Not much room separates the rivals in the playoffs, either: Valley (13-4) got the No. 8 seed and a matchup with South Park, Freeport (15-6) the No. 10 seed and a game against South Fayette, a first-round rematch from last season, and Deer Lakes (12-9) the 11th seed and a matchup with Ambridge. All three of their games are Feb. 21.

“It's going to be a tough one, but everything is tough at this time of the year,” Deer Lakes coach Terence Parham said. “We welcome the challenge.”

Leechburg returned to the playoffs for the second consecutive season and received the No. 8 seed in Class 2A. The Blue Devils (14-7) will face No. 9 Fort Cherry, an opponent Leechburg coach Corey Smith anticipated but didn't know much about.

“We have a whole week off, so we're going to try to get a good scrimmage in Friday or Saturday, and we'll go from there,” Smith said.

The Leechburg/Fort Cherry game kicks off a tripleheader Tuesday at North Hills.

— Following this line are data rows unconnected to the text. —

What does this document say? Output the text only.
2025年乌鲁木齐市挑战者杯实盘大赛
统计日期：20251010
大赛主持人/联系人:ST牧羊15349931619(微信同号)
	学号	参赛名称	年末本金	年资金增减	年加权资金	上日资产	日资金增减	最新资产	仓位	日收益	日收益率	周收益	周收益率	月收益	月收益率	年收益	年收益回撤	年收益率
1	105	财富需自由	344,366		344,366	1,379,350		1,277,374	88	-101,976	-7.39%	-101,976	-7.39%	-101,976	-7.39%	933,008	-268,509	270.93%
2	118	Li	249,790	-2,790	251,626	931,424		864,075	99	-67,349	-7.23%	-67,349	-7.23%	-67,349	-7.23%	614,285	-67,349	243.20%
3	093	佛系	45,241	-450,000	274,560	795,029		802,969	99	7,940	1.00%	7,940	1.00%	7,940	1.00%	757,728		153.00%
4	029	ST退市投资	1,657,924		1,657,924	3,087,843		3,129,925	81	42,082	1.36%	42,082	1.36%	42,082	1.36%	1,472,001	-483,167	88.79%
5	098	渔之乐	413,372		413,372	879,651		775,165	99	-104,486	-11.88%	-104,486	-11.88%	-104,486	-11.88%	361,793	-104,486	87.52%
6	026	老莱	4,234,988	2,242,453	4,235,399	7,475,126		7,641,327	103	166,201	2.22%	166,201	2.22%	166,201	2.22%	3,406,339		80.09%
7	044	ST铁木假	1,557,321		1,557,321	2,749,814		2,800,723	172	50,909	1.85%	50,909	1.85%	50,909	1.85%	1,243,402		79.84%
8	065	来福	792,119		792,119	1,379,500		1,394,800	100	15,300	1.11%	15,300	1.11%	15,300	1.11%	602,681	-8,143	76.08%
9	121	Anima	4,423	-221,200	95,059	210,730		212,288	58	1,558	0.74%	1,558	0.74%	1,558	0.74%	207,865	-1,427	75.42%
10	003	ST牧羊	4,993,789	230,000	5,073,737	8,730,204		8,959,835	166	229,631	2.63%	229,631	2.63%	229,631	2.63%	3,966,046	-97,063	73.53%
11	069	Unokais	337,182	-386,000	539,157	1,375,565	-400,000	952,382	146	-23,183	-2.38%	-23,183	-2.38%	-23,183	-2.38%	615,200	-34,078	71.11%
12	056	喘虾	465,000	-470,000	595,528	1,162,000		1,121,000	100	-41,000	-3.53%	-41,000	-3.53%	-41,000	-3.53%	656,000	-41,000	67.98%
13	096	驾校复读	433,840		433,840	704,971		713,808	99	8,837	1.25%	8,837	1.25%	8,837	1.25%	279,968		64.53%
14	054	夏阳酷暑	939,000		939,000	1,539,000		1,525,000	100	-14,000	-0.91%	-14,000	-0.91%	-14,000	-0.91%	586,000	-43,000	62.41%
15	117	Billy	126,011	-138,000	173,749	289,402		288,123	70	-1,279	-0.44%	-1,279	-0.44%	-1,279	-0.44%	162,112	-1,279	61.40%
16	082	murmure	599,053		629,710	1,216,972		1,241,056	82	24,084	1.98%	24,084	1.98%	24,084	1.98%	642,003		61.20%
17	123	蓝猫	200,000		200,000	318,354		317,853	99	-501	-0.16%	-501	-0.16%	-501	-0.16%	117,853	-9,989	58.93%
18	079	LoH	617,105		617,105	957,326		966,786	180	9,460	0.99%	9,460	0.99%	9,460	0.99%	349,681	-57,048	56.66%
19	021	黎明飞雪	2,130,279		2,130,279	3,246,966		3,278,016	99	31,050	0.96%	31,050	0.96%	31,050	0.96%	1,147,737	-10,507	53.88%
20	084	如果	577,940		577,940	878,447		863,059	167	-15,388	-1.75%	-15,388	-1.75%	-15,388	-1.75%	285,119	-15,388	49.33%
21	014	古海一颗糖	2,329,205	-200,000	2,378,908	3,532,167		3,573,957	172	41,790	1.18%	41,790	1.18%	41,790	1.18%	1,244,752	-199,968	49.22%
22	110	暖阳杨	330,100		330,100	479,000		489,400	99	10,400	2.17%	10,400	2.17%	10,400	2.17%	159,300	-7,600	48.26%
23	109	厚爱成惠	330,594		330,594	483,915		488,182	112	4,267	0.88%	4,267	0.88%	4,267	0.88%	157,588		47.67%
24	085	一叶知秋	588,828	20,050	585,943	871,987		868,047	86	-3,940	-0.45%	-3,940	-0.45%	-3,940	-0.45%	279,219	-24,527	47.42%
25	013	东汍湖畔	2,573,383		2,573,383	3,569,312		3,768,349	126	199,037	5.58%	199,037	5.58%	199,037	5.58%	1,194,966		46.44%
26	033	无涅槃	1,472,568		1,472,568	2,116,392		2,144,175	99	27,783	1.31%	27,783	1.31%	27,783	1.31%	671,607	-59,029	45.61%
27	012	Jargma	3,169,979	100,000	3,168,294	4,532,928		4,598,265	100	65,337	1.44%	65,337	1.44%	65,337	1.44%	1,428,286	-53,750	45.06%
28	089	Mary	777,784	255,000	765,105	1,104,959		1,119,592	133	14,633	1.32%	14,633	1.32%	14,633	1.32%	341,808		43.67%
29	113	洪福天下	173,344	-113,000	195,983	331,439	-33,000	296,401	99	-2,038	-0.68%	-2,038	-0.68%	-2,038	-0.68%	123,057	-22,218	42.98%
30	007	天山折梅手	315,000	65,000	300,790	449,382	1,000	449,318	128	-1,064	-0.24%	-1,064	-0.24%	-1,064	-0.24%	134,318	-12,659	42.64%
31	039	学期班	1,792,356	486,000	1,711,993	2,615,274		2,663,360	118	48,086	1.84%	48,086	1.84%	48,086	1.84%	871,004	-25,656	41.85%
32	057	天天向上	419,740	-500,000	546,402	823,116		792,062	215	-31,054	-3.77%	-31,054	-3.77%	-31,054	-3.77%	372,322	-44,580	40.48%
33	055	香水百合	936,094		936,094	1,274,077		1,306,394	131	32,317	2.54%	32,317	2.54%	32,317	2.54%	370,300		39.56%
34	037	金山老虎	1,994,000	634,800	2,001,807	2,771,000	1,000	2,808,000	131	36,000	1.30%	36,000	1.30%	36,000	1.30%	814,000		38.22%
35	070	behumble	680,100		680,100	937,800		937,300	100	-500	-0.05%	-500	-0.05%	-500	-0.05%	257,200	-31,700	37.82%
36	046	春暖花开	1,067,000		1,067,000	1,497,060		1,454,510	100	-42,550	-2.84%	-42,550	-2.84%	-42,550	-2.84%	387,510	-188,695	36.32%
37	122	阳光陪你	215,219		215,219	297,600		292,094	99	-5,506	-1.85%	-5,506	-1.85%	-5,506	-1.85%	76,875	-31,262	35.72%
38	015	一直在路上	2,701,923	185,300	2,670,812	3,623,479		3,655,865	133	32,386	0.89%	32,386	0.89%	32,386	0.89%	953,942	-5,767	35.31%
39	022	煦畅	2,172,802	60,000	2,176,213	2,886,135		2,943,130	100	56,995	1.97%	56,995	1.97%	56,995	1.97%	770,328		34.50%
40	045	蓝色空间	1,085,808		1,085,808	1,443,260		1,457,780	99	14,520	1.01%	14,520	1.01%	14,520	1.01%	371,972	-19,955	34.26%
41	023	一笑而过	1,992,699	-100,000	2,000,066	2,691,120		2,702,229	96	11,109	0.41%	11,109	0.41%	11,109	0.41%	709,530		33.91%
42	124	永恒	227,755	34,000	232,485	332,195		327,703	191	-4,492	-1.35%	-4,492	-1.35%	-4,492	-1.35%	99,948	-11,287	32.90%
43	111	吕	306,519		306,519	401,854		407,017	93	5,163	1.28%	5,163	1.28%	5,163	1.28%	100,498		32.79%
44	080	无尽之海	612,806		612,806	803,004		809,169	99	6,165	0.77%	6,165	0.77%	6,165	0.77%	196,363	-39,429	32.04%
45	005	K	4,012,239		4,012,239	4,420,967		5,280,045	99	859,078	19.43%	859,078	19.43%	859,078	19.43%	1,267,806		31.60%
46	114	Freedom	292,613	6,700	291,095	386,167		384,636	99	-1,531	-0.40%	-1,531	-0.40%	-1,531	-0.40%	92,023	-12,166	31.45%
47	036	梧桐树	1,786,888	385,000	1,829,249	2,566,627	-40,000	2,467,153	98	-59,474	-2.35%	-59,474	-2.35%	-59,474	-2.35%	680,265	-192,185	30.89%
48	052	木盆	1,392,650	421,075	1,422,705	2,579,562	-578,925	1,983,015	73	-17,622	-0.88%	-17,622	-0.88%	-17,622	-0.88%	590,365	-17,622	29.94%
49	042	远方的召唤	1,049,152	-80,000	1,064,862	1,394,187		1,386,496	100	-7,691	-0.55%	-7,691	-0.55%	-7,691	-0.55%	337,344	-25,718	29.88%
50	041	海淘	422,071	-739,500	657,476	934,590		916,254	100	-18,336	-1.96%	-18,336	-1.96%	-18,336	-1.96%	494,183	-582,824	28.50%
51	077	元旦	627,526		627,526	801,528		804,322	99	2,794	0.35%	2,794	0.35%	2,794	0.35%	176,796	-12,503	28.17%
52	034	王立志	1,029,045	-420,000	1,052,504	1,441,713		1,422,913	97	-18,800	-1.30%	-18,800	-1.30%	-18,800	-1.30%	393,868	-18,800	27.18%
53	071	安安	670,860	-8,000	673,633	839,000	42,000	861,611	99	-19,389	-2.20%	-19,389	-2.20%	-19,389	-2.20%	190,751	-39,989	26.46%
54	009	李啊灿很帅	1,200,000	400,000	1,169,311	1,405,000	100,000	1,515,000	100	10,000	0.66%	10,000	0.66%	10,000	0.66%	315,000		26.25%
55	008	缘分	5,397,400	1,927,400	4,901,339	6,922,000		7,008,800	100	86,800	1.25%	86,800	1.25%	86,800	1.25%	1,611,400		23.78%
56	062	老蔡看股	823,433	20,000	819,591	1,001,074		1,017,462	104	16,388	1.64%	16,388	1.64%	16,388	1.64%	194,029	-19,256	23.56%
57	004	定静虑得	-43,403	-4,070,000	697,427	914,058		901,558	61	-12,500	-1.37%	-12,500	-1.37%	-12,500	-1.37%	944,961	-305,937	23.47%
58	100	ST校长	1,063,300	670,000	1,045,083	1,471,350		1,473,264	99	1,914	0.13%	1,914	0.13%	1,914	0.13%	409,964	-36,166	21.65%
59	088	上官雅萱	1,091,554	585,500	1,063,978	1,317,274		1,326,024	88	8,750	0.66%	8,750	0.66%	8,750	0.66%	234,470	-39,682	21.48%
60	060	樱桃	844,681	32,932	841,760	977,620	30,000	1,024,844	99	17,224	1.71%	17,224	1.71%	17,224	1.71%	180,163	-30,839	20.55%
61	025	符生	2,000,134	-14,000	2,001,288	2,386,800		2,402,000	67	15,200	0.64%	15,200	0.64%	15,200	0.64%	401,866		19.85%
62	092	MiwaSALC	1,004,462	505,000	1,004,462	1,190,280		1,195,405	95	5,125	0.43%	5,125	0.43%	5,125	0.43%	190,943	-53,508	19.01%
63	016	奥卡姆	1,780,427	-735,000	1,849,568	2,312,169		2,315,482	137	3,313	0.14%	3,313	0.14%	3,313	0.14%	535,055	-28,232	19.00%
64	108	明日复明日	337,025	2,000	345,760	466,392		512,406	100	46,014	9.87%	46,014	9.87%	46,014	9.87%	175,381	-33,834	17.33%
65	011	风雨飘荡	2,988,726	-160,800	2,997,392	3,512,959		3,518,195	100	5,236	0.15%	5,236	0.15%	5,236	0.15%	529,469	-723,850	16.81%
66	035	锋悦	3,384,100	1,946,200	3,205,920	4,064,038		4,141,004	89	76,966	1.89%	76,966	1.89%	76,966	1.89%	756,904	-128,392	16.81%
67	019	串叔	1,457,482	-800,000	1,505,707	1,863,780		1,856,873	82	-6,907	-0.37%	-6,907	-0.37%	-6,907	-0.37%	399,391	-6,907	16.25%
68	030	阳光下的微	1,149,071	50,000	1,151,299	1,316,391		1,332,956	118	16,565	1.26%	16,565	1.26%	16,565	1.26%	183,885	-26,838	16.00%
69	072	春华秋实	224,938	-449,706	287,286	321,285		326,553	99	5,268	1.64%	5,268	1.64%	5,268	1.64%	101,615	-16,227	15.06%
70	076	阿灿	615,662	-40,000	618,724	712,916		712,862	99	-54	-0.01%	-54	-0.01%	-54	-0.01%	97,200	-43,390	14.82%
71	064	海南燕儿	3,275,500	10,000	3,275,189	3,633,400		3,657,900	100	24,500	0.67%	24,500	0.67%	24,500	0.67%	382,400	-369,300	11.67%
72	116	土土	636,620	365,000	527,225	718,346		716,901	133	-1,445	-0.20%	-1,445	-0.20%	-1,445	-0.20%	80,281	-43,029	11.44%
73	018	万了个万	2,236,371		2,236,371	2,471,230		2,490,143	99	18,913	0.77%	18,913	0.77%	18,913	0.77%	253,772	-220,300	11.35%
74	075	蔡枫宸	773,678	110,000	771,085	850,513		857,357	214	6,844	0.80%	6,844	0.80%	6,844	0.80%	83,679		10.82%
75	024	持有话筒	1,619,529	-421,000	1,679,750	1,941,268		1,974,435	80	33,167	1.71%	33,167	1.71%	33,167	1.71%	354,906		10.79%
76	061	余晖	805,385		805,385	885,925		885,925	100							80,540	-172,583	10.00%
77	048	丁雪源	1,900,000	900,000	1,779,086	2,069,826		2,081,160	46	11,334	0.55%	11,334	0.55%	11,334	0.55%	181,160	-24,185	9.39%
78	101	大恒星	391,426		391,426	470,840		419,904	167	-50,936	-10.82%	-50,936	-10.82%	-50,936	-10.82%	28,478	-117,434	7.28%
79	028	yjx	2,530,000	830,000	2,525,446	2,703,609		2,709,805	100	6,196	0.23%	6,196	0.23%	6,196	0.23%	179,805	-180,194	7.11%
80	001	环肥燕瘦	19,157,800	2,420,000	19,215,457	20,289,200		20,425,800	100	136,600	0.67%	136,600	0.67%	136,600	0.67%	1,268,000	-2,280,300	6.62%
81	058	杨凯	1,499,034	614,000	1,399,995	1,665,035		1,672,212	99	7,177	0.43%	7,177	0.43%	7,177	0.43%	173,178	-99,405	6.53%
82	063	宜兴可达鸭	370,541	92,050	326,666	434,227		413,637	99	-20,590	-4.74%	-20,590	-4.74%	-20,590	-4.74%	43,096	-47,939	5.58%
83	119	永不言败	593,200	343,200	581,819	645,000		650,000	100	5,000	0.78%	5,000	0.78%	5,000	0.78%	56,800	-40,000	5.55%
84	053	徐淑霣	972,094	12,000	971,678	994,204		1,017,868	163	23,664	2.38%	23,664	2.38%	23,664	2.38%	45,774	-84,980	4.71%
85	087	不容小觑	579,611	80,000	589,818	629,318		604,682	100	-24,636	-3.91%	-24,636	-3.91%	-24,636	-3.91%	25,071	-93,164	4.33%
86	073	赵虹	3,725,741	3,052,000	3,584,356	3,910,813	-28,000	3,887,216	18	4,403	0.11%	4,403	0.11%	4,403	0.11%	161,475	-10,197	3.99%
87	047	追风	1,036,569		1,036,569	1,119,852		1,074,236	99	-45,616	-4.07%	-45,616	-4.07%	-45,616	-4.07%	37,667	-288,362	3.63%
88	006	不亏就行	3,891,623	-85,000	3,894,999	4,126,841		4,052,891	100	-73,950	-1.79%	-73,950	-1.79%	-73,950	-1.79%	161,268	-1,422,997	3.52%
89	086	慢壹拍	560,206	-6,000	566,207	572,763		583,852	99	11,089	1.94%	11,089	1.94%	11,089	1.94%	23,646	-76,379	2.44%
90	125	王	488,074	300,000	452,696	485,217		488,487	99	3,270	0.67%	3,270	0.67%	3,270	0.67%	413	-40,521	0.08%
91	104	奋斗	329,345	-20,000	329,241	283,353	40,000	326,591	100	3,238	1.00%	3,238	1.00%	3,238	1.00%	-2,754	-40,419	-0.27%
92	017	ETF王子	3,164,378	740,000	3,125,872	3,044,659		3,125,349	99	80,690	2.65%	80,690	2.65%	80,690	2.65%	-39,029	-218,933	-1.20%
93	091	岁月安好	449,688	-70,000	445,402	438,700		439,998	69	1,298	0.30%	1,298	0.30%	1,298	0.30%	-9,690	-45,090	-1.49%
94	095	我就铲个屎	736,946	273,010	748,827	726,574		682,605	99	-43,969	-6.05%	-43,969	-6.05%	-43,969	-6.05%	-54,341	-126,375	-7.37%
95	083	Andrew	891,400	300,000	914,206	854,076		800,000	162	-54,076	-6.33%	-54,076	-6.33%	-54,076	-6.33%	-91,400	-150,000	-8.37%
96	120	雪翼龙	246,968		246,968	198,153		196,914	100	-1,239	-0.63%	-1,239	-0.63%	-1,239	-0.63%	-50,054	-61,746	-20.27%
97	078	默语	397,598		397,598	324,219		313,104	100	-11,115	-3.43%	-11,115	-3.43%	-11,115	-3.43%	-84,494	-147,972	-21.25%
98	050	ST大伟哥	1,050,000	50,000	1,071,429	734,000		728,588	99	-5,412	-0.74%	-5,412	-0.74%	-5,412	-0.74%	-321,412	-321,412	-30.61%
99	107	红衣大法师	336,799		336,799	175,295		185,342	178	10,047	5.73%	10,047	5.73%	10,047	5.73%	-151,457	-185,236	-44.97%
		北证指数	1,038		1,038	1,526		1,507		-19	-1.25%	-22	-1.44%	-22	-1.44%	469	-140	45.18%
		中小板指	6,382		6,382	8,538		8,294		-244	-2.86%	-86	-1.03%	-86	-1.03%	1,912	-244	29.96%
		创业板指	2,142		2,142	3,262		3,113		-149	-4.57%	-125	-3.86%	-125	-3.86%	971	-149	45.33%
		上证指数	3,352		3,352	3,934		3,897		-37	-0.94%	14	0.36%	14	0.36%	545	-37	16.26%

The final game of that tripleheader belongs to Springdale, which went down to the wire in the regular season before clinching its Class 2A playoff berth with a win over Riverview in its section finale. The Dynamos (12-8) received the No. 10 seed and will play No. 7 California.

Leechburg won the A-K Valley's most recent boys basketball championship, in 2007. Since then, a pair of teams — Burrell in 2013 and Highlands in '16 — reached the final before falling.

Can someone end the drought this season? The answer will come in the next two-plus weeks.

Of course, nobody is looking that far ahead, least of all Stoczynski.

“We continue to get better, and that's always been our plan,” Stoczynski said. “A part of the process is to always get better every day in practice a little bit.”

Doug Gulasy is a Tribune-Review staff writer.